Vulnerability Details
Attackers can exploit CVE-2025-33211 by improperly validating a specified quantity in inputs sent to the server.
This issue, linked to CWE-1284, enables denial-of-service without requiring privileges, as the CVSS v3.1 vector AV:N/AC:L/PR:N/UI:N/S:U/C:N/I:N/A: H yields a base score of 7.5.
The second flaw, CVE-2025-33201, stems from inadequate checks for unusual conditions when handling oversized payloads.
Classified under CWE-754, it shares the same CVSS vector and score, leading to server crashes that disrupt AI inference workloads.
Triton Inference Server is an open-source platform for deploying machine learning models across frameworks and hardware, including GPUs.
Both vulnerabilities require no authentication and can be triggered remotely, making them risky for production AI deployments where uptime matters.

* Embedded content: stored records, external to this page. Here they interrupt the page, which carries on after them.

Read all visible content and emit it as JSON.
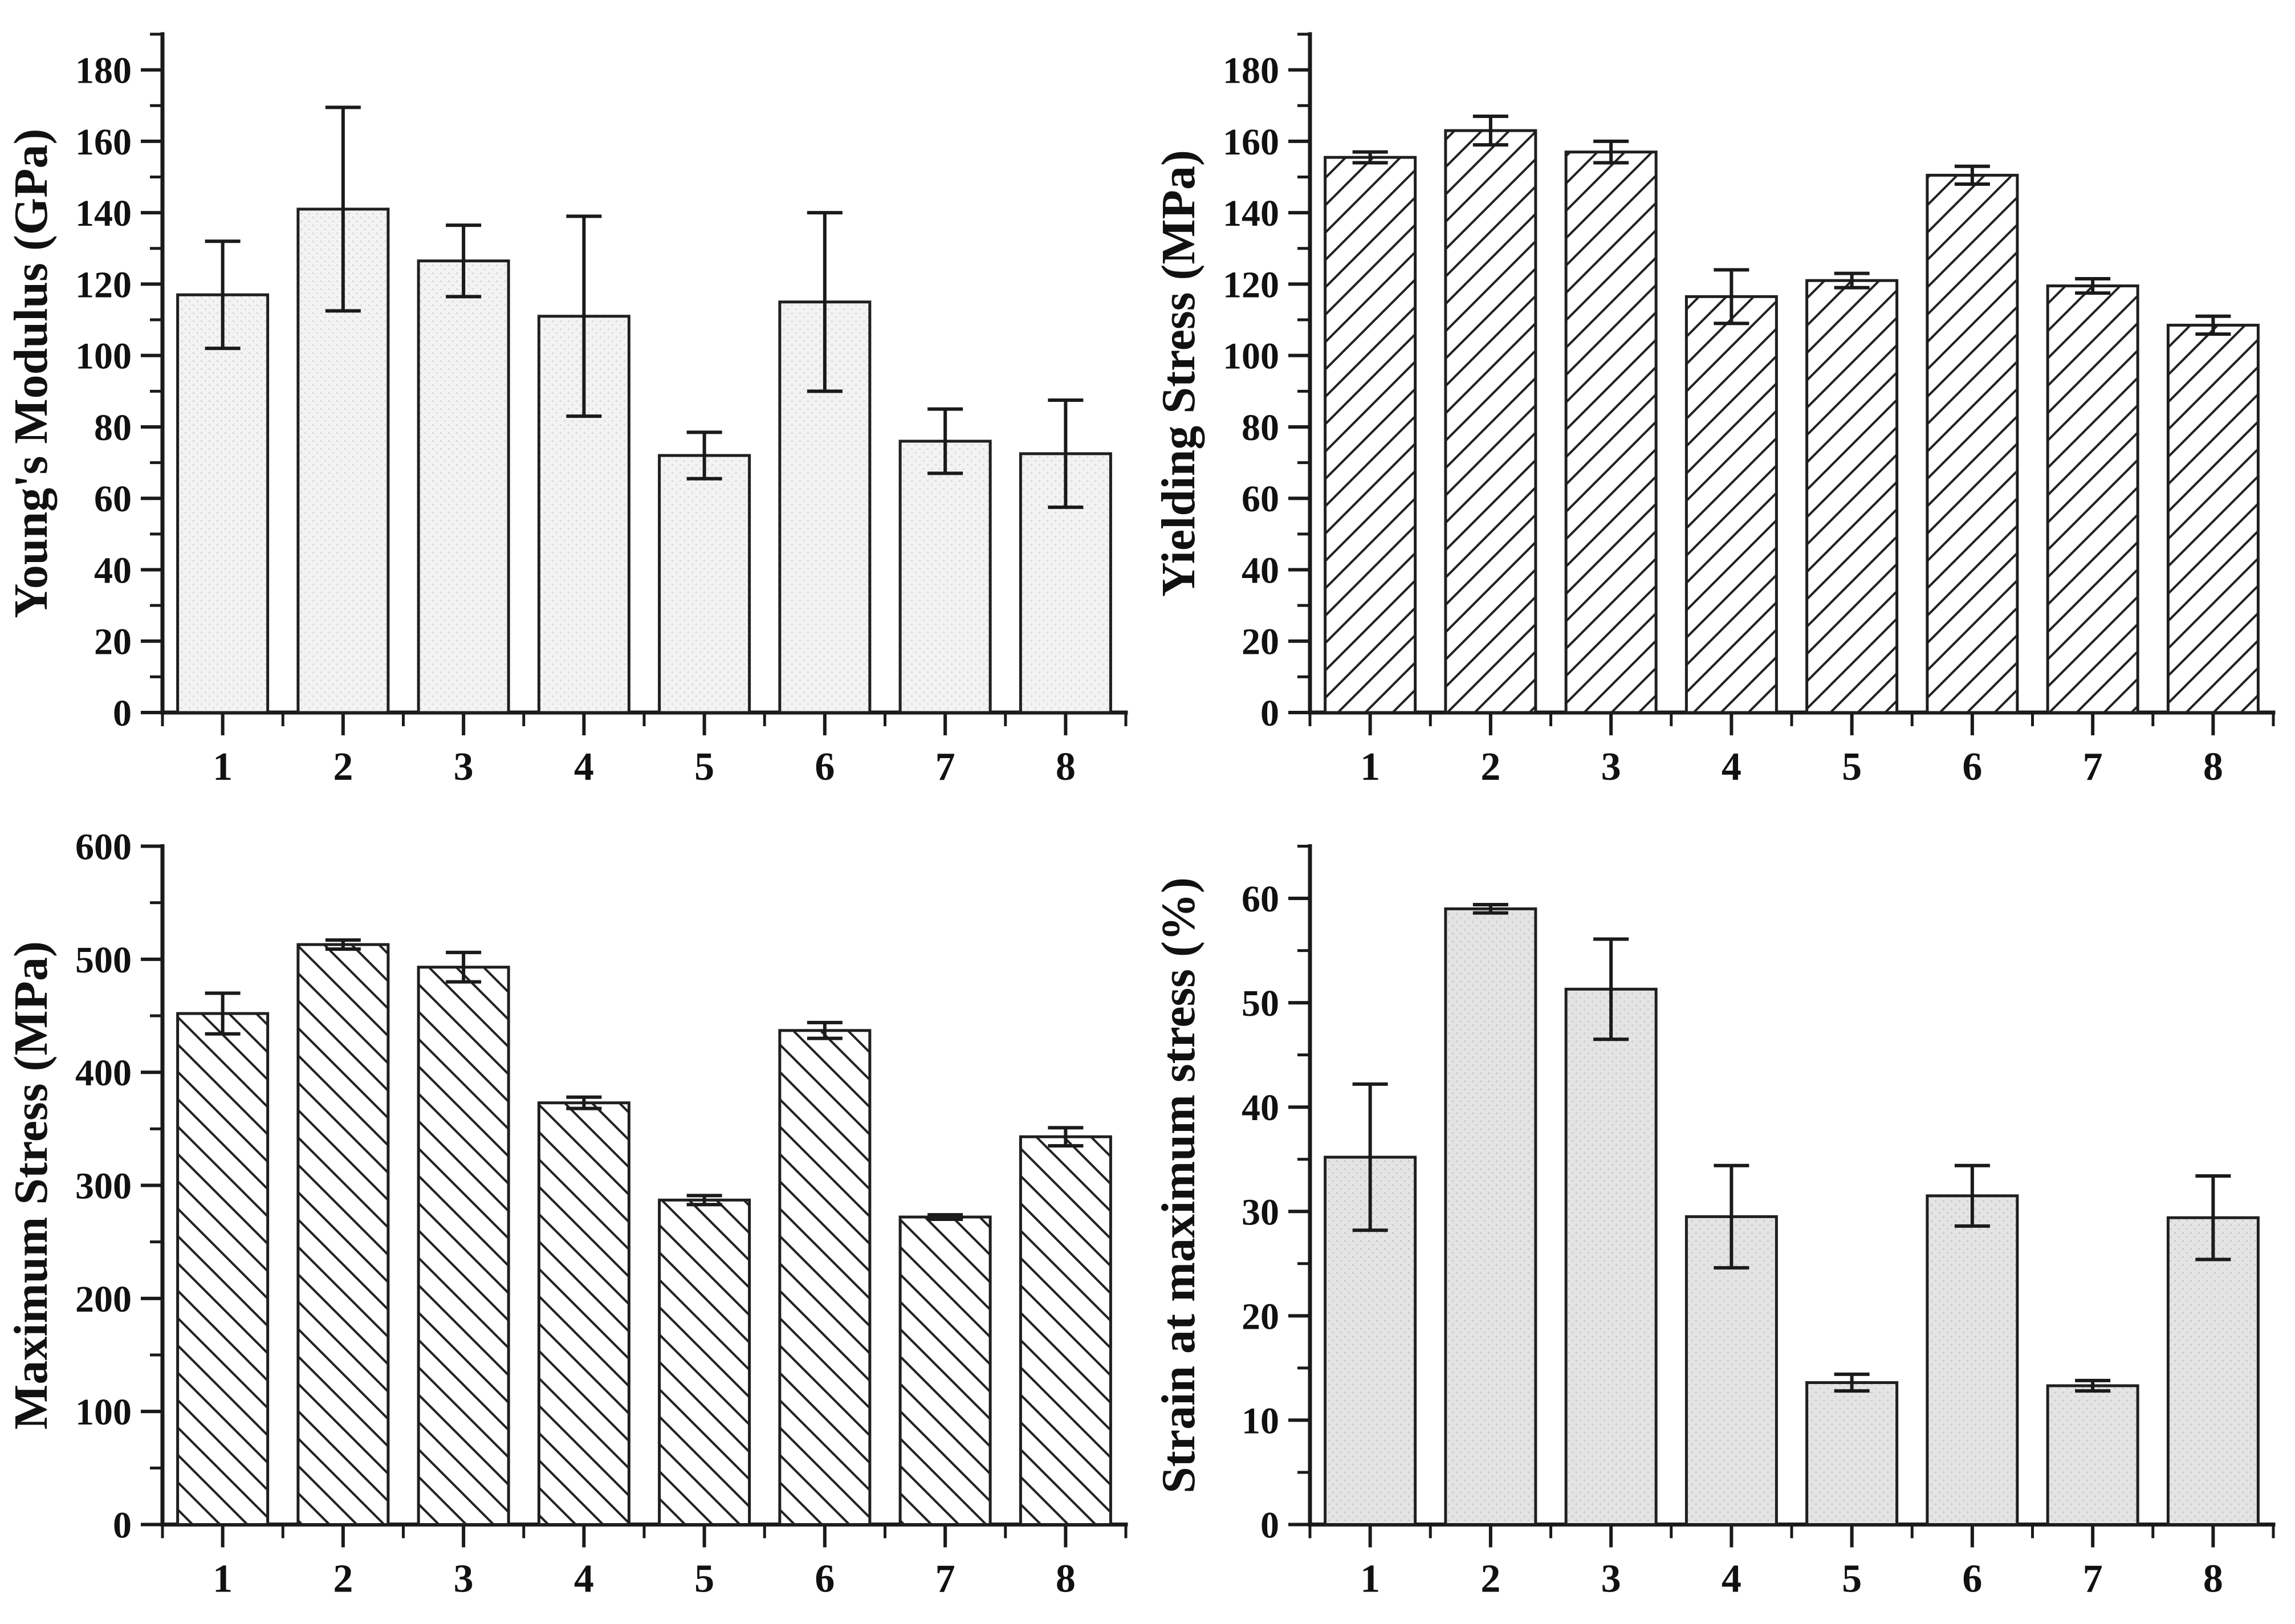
{
  "figure": {
    "background": "#ffffff",
    "layout": "2x2-grid",
    "panel_count": 4
  },
  "colors": {
    "axis": "#1a1a1a",
    "bar_stroke": "#1f1f1f",
    "errorbar": "#1a1a1a",
    "fill_dots_light": "#f3f3f3",
    "fill_dots_light_dot": "#dcdcdc",
    "fill_dots_gray": "#e4e4e4",
    "fill_dots_gray_dot": "#cccccc",
    "hatch_line": "#222222",
    "hatch_bg": "#ffffff",
    "text": "#111111"
  },
  "chart_data": [
    {
      "type": "bar",
      "title": "",
      "ylabel": "Young's Modulus (GPa)",
      "xlabel": "",
      "categories": [
        "1",
        "2",
        "3",
        "4",
        "5",
        "6",
        "7",
        "8"
      ],
      "values": [
        117,
        141,
        126.5,
        111,
        72,
        115,
        76,
        72.5
      ],
      "errors": [
        15,
        28.5,
        10,
        28,
        6.5,
        25,
        9,
        15
      ],
      "ylim": [
        0,
        190
      ],
      "ytick_step": 20,
      "ytick_minor_step": 10,
      "ytick_label_max": 180,
      "bar_style": "dots-light",
      "grid": false,
      "legend": "none"
    },
    {
      "type": "bar",
      "title": "",
      "ylabel": "Yielding Stress (MPa)",
      "xlabel": "",
      "categories": [
        "1",
        "2",
        "3",
        "4",
        "5",
        "6",
        "7",
        "8"
      ],
      "values": [
        155.5,
        163,
        157,
        116.5,
        121,
        150.5,
        119.5,
        108.5
      ],
      "errors": [
        1.5,
        4,
        3,
        7.5,
        2,
        2.5,
        2,
        2.5
      ],
      "ylim": [
        0,
        190
      ],
      "ytick_step": 20,
      "ytick_minor_step": 10,
      "ytick_label_max": 180,
      "bar_style": "hatch-forward",
      "grid": false,
      "legend": "none"
    },
    {
      "type": "bar",
      "title": "",
      "ylabel": "Maximum Stress (MPa)",
      "xlabel": "",
      "categories": [
        "1",
        "2",
        "3",
        "4",
        "5",
        "6",
        "7",
        "8"
      ],
      "values": [
        452,
        513,
        493,
        373,
        287,
        437,
        272,
        343
      ],
      "errors": [
        18,
        4,
        13,
        5,
        4,
        7,
        2,
        8
      ],
      "ylim": [
        0,
        600
      ],
      "ytick_step": 100,
      "ytick_minor_step": 50,
      "ytick_label_max": 600,
      "bar_style": "hatch-backward",
      "grid": false,
      "legend": "none"
    },
    {
      "type": "bar",
      "title": "",
      "ylabel": "Strain at maximum stress (%)",
      "xlabel": "",
      "categories": [
        "1",
        "2",
        "3",
        "4",
        "5",
        "6",
        "7",
        "8"
      ],
      "values": [
        35.2,
        59,
        51.3,
        29.5,
        13.6,
        31.5,
        13.3,
        29.4
      ],
      "errors": [
        7,
        0.4,
        4.8,
        4.9,
        0.8,
        2.9,
        0.5,
        4
      ],
      "ylim": [
        0,
        65
      ],
      "ytick_step": 10,
      "ytick_minor_step": 5,
      "ytick_label_max": 60,
      "bar_style": "dots-gray",
      "grid": false,
      "legend": "none"
    }
  ]
}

Here’s a summary of the issues:
| CVE ID | Description | CVSS Vector | Base Score | Severity | CWE | Impact |
|---|---|---|---|---|---|---|
| CVE-2025-33211 | Improper input quantity validation | AV:N/AC:L/PR:N/UI:N/S:U/C:N/I:N/A:H | 7.5 | High | CWE-1284 | Denial of Service |
| CVE-2025-33201 | Poor handling of extra-large payloads | AV:N/AC:L/PR:N/UI:N/S:U/C:N/I:N/A:H | 7.5 | High | CWE-754 | Denial of Service |
Mitigation Steps
Systems running Triton Inference Server on Linux before version r25.10 face exposure. NVIDIA patched both flaws in the r25.10 release available on GitHub.
Users must update immediately from the official releases page and follow the secure deployment guide, which covers API protections and logging safeguards.
Researchers credited include seaw1nd for CVE-2025-33211, and the Trend Micro Zero Day Initiative team and others for CVE-2025-33201.
No evidence shows active exploitation, but organizations handling AI models should scan networks and prioritize patches to avoid service disruptions.
NVIDIA urges monitoring its Product Security page for alerts.